For each of the following functions \(f(n)\) and constants \(c\), give as tight a bound possible on \(f^*_c(n)\).

\[\newcommand\T{\Rule{0pt}{.5em}{.5em}} \begin{array}{|c|c|c|c|} \hline & f(n) & c & f^*_c(n) \\\hline \textbf{a.} & \T n-1 & \T 0 & \T \Theta(n) \\\hline \textbf{b.} & \T \lg n & \T 1 & \T \Theta(\lg^* (n)) \\\hline \textbf{c.} & \T n / 2 & \T 1 & \T \Theta(\lg(n)) \\\hline \textbf{d.} & \T n / 2 & \T 2 & \T \Theta(\lg(n)) \\\hline \textbf{e.} & \T \sqrt{n} & \T 2 & \T \Theta(\lg(\lg(n))) \\\hline \textbf{f.} & \T \sqrt{n} & \T 1 & \T \text{no solution} \\\hline \textbf{g.} & \T n^{1/3} & \T 2 & \T \Theta(\log_3(\lg(n))) \\\hline \textbf{h.} & \T n / \lg(n) & \T 2 & \T \Omega(\lg(n) / \lg(\lg(n))) \\\hline \end{array}\]

c. and d. evaluate out to \(\lg (n) + 1\) and \(\lg (n)\) respectively, both of which are bound by \(\Theta(\lg(n))\)

In order to solve e. suppose we have some integer \(m_i\) which is found in the sequence \(\{2, 4, 16, 256, ... \}\). This can be written as \(\{2^{2^0}, 2^{2^1}, 2^{2^3},... \}\) so then \(m_i = 2^{2^i}\). The smallest \(m_i\) that is greater than or equal to \(n\) suggests that our solution to \(f^*_c(n) = i\) because we must apply \(\sqrt{n}\) to \(n\) \(i\) times before our result is \(\leq 2\). Handily, \(\lg(\lg(n)) = i\) works because \(n = 2^{2^i}\) as well, therefore \(\Theta(\lg(\lg(n)))\) is a tight bound for our solution.

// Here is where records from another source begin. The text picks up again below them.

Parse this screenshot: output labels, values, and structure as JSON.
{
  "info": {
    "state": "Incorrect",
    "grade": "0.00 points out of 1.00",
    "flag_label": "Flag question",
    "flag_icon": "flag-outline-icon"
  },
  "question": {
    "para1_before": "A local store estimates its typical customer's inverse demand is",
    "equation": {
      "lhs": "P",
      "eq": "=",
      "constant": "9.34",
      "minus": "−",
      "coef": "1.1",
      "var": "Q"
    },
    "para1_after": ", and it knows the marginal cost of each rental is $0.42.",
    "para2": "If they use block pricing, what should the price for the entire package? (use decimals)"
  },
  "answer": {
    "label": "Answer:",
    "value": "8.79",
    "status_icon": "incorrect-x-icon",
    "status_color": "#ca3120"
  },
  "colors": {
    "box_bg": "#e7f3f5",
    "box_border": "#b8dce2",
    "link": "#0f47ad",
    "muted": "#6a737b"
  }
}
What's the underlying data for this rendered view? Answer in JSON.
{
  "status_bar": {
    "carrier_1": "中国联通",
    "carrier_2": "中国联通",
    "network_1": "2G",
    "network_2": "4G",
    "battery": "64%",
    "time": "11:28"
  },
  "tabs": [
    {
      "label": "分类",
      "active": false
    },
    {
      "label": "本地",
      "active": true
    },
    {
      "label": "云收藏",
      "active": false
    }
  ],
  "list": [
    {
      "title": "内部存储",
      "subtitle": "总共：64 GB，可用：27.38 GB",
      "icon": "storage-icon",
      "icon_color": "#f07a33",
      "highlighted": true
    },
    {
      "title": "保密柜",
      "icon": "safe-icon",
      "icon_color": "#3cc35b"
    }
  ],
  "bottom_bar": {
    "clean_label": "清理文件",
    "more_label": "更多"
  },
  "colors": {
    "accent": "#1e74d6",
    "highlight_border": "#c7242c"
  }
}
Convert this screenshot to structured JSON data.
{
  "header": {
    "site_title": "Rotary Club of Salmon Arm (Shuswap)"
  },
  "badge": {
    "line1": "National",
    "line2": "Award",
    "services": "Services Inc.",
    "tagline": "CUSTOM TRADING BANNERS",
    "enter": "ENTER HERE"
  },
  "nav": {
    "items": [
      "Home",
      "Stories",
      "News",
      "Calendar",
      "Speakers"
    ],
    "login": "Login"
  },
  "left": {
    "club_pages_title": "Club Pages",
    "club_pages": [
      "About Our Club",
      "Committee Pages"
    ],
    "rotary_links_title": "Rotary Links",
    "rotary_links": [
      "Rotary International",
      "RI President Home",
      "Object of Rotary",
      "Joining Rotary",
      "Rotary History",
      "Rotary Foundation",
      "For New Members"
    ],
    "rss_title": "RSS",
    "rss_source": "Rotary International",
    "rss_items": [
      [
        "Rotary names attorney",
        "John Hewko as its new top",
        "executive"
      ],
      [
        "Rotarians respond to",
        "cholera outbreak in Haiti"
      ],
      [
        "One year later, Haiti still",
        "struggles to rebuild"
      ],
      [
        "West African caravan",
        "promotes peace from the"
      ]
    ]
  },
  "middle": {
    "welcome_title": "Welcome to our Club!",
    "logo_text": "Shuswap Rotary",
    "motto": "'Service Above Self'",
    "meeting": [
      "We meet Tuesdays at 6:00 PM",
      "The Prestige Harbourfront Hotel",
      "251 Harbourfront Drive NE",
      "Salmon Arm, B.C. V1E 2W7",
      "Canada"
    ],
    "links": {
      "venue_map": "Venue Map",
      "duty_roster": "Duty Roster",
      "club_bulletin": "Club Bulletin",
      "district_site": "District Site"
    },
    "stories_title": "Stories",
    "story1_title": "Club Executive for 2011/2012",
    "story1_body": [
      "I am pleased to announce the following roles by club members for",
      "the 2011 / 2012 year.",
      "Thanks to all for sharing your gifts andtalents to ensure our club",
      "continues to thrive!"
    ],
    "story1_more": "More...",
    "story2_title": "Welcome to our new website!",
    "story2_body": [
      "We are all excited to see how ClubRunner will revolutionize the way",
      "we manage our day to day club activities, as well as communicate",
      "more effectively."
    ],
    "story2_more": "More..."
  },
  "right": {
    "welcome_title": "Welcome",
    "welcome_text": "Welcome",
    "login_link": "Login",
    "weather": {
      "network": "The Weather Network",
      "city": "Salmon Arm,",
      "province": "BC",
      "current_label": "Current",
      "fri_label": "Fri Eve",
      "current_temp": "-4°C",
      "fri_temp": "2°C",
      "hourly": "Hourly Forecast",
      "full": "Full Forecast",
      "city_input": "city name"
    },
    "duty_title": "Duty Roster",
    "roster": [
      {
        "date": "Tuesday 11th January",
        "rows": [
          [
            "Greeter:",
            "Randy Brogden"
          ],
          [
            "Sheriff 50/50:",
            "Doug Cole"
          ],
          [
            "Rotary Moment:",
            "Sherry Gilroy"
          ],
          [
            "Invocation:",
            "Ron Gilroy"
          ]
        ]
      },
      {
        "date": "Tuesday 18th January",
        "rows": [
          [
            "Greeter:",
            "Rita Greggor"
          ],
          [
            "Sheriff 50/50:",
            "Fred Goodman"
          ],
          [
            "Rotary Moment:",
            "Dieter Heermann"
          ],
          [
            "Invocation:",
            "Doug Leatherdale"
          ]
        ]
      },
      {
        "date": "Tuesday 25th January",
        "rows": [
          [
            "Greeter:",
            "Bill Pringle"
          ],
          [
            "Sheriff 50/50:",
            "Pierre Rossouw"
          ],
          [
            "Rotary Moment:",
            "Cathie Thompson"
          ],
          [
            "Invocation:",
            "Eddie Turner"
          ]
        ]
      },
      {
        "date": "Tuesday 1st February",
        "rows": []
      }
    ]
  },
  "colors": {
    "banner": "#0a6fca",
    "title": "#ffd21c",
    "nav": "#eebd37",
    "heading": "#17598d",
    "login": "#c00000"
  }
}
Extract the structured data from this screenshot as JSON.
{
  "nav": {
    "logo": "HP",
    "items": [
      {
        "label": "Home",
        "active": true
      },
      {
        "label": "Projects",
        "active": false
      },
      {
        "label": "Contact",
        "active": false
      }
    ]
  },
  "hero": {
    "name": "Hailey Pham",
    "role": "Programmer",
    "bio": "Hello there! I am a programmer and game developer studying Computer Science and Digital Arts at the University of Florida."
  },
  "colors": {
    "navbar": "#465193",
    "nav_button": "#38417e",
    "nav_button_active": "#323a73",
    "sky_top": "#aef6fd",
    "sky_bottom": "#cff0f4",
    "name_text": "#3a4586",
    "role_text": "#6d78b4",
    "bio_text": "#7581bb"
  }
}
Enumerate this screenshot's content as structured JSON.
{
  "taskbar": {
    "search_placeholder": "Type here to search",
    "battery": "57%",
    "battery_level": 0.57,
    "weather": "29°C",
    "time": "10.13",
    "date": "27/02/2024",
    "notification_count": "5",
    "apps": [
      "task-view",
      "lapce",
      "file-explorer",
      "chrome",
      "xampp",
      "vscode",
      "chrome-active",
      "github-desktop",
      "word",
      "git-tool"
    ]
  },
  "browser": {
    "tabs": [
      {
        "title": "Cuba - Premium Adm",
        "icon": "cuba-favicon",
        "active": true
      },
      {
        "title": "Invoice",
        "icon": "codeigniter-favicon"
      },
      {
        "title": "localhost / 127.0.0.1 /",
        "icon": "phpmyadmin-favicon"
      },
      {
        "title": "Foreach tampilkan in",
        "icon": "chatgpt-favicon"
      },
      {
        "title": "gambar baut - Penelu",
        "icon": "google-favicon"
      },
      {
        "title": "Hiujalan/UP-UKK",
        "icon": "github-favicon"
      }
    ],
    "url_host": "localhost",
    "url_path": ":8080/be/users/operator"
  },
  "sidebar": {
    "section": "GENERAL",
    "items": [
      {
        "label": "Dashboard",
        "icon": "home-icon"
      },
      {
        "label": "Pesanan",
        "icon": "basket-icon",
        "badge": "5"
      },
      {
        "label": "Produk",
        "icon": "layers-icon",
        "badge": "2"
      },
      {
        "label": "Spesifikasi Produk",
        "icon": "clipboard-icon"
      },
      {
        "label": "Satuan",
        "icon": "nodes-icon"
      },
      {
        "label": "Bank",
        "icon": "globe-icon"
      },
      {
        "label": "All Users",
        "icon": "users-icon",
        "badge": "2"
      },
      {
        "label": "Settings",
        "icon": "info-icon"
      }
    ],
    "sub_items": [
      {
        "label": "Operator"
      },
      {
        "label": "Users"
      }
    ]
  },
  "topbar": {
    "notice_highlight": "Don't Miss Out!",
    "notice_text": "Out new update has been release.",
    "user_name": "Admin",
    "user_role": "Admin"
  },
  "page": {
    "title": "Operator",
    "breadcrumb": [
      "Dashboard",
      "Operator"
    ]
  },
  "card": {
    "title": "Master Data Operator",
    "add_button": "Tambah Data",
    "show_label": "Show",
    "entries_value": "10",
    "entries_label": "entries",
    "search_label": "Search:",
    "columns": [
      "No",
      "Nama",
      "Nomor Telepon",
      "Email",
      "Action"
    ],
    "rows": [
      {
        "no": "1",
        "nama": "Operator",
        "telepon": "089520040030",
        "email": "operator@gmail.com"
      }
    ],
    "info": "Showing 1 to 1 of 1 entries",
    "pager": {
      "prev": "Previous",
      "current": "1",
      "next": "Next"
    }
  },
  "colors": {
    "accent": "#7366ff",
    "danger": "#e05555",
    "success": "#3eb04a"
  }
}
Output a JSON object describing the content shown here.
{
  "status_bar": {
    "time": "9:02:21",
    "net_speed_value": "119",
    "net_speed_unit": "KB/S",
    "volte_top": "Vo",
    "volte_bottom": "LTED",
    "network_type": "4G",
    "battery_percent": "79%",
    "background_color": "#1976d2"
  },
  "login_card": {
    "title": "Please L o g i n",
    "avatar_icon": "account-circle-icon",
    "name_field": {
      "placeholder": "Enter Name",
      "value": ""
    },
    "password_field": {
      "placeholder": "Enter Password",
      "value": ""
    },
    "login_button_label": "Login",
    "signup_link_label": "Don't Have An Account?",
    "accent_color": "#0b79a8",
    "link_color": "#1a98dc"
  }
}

f. has no solution because we cannot reach \(1\) by square-rooting an integer (unless that integer is also \(1\)).

We can solve g. by using similar logic. Suppose we have some integer \(p_i\) which is found in the sequence \(\{2, 8, 512, (134,217,728), ... \}\) = \(\{2^{3^0}, 2^{3^1}, 2^{3^2},... \}\) so then \(p_i = 2^{3^i}\). The smallest \(p_i\) that is greater than or equal to \(n\) suggests our solution to \(f^*_c(n) = i\). In order to account for the exponent term change, we tweak our solution to be \(\log_3(\lg(n)) = i\) which applies here because \(n = 2^{3^i}\), therefore \(\Theta(\log_3(\lg(n))\) is a tight bound for our solution.

h. does not neatly calculate out into an equation that is a tightly bound, and \(\Omega(\lg(n) / \lg(\lg(n)))\) is one of the only possible solutions I found that comes close as a representation of this function’s \(f^*_c\).